Every 15 minutes I get another handful of spam in email. (Two in in the last two minutes: "very large dildo" and "FRESH YOUNGIES WANT YOU.") Frontiernet if the worst in this regard. They regularly bounce back my various newsletters and even mail from friends, insisting it's their spam guard and the fault of the senders, but they permit this constant stream of actual crap. I set up two addresses with them when I first got the account. The other address has never once been used for anything, and it gets 20-30 spams a day!
***
I'm beginning to think I shouldn't listen to music anymore, or watch movie musicals (which I love--sorry). The songs stay in my head, swell to fill every wrinkle in my brain, and repeat for days. I can't generate a single poem because everywhere I go internally I find Petula Clark singing "Have I Filled the World with Love?" from Goodbye, Mr. Chips. It's sad, really, when you lose access to your words like this. (I grin) Or maybe the songs are pouring in because I have no music of my own to hold them back with.
***
Spot of sun on rising this morning. Now the gray returns, and wind. Yesterday was wonderfully stormy and mobile. I hope we do it again. In the herb garden the columbines blossom like there's no tomorrow. The little cottonwood is still in shock, though, from being severed from the parental umbilicus.

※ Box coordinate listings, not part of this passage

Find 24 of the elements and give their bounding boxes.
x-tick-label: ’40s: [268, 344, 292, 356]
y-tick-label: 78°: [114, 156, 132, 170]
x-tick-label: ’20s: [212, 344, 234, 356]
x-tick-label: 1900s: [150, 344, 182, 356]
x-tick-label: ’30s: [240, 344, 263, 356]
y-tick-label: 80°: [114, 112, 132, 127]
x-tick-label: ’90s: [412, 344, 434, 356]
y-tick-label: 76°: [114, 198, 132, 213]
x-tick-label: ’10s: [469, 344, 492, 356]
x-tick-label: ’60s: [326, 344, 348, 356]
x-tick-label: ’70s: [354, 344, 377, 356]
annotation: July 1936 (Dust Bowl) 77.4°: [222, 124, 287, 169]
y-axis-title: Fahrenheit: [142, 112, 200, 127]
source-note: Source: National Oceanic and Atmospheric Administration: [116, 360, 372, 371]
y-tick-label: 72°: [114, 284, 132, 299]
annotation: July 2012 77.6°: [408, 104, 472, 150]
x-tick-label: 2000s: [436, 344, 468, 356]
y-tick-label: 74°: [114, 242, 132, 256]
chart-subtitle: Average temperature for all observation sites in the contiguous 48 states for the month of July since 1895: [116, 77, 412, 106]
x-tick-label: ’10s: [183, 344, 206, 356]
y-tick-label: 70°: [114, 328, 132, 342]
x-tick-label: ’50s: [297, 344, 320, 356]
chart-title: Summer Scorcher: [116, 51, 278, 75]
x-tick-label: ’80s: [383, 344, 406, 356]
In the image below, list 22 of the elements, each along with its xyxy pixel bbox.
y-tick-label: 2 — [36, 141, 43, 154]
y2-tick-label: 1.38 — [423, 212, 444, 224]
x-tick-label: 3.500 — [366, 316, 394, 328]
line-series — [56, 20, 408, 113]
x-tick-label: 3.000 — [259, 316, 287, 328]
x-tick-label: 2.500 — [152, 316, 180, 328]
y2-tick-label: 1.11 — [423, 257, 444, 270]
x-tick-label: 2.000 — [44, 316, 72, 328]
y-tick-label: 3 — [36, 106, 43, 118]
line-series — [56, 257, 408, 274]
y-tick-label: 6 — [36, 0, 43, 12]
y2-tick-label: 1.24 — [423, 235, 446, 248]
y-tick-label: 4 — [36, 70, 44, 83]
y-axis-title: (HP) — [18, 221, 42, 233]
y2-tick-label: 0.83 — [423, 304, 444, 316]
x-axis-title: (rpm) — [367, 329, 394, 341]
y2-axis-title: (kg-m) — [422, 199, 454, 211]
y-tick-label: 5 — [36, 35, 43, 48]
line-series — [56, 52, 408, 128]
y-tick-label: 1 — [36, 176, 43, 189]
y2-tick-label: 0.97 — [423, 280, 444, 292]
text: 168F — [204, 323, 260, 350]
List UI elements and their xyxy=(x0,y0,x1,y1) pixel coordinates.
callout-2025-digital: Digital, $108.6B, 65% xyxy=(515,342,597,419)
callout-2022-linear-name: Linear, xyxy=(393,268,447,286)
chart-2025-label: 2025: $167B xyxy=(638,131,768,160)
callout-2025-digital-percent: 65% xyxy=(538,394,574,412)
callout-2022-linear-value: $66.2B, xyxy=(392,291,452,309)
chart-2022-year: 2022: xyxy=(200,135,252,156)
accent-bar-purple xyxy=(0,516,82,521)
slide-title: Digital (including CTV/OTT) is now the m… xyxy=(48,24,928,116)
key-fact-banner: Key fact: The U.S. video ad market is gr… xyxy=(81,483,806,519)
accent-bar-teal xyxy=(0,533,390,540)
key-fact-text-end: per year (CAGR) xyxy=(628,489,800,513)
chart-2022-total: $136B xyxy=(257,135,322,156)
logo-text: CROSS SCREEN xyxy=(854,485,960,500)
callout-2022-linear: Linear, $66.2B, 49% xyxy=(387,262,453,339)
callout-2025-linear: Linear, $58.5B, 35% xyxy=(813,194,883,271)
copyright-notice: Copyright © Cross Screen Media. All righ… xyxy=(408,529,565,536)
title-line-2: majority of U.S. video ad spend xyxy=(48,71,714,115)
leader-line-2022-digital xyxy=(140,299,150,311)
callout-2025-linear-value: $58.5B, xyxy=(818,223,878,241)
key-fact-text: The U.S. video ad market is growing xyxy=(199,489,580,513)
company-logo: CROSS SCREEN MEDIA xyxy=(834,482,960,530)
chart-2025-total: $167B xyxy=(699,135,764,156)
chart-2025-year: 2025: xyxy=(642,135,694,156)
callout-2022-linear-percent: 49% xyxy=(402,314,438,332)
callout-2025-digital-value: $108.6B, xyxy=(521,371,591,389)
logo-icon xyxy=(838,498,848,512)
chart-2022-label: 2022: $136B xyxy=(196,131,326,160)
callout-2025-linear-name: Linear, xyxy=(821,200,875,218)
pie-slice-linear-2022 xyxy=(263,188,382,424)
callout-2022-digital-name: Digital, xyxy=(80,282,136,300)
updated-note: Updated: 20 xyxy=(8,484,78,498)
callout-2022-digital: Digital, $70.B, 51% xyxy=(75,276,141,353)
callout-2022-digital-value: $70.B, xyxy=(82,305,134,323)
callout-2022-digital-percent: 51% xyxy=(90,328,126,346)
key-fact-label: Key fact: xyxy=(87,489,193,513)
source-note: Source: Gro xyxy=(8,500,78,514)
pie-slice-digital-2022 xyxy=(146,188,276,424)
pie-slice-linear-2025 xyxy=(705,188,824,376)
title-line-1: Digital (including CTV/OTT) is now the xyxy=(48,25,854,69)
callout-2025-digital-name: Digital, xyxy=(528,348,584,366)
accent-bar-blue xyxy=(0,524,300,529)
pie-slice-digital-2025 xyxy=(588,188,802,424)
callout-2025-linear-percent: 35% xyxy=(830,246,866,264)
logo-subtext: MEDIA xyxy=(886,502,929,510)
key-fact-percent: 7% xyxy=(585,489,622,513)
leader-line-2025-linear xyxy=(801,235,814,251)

The woman who owns the property next door--the one in Los Angeles I wrote my rent/buy proposal to (her name is PJ)--suggests I go after the landlord to put in a new well and pump here. She says he can afford it, having inherited money recently and with additional income from a variety of sources. She's even offered to look up the legal code for me. I suppose I could present him with an estimate. Maybe if I offered to split the cost with him--but I haven't got the doctors' bills yet, and with more to come, that's a bad idea. I don't have the juice to move out, nor to stand and fight. For now I'd rather just hunker with my 90-second showers and make the best of things.
This week's present to myself will be the oldest cheapest volume I can find of G. M. Hopkins poems. I once edited a series of very bad articles on Hopkins, and was turned off for a long time (20 years...). I'm over it now, and it's time to explore a little.